Ein Sprecher des Ministeriums für Digitales, Kultur, Medien und Sport in England habe zudem darauf verwiesen, dass die Regeln für Werbung bereits sehr streng seien und die Clubs der Premier League mit der Einstellung der Trikotwerbung auf der Brust weitere Einschränkungen akzeptiert hätten.
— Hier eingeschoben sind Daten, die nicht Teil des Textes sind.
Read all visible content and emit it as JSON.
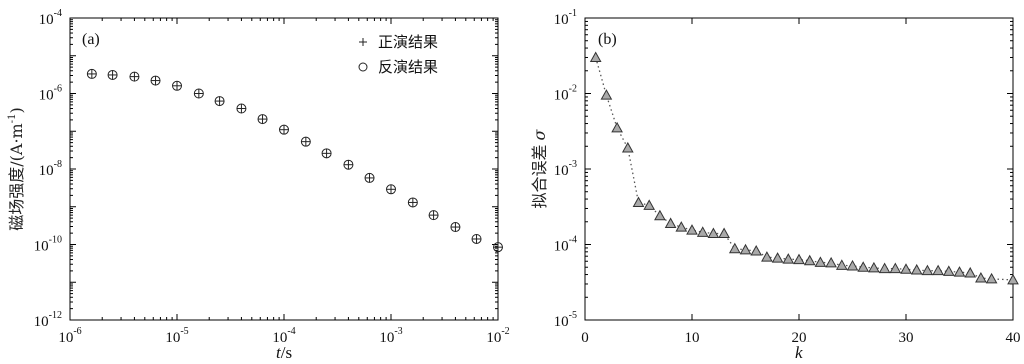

Die Studienergebnisse auf einen Blick
Die zentralen Ergebnisse der Studie [Artikel auf Englisch] wurden von den Forschern auf der Website der Universität von Bristol nochmals zusammengefasst:
- insgesamt wurden am Wochenende 10.999 einzelne Werbebotschaften für Glücksspiel auf verschiedenen Medienkanälen identifiziert
- während der sechs Live-Übertragungen wurden 6.966 Werbebotschaften für Glücksspiel gezählt
- 92 % von 391 sogenannter Content-Marketing-Anzeigen (z.B. auf Social Media) waren nicht eindeutig als Werbung zu identifizieren
- insgesamt gab es 1.902 Werbebotschaften für Glücksspiel in sozialen Medien, die insgesamt 34 Millionen Impressionen generierten
- weniger als ein Viertel (20,6 %) der Werbebotschaften enthielten Mitteilungen zur Reduzierung von Glücksspielschäden und nur 18,7 % enthielten Alterswarnungen
Die aktuelle Studie ist nicht die erste Untersuchung dieser Art in England. Ein Team der University of Chester hatte bereits im Juli 2023 postuliert, dass durchschnittlich alle 16 Sekunden das Logo eines Glücksspielunternehmens in einer Live-Übertragung der Premier League zu sehen sei.
Es scheint unwahrscheinlich, dass das anstehende Verbot von Trikotwerbung für Glücksspielanbieter die Anzahl an Werbeeinblendungen bei Premier-League-Matches deutlich reduzieren wird. Die Politik muss entscheiden, ob sie weitere Maßnahmen treffen möchte oder die Glücksspiel-Werbung in der aktuellen Form für akzeptabel hält.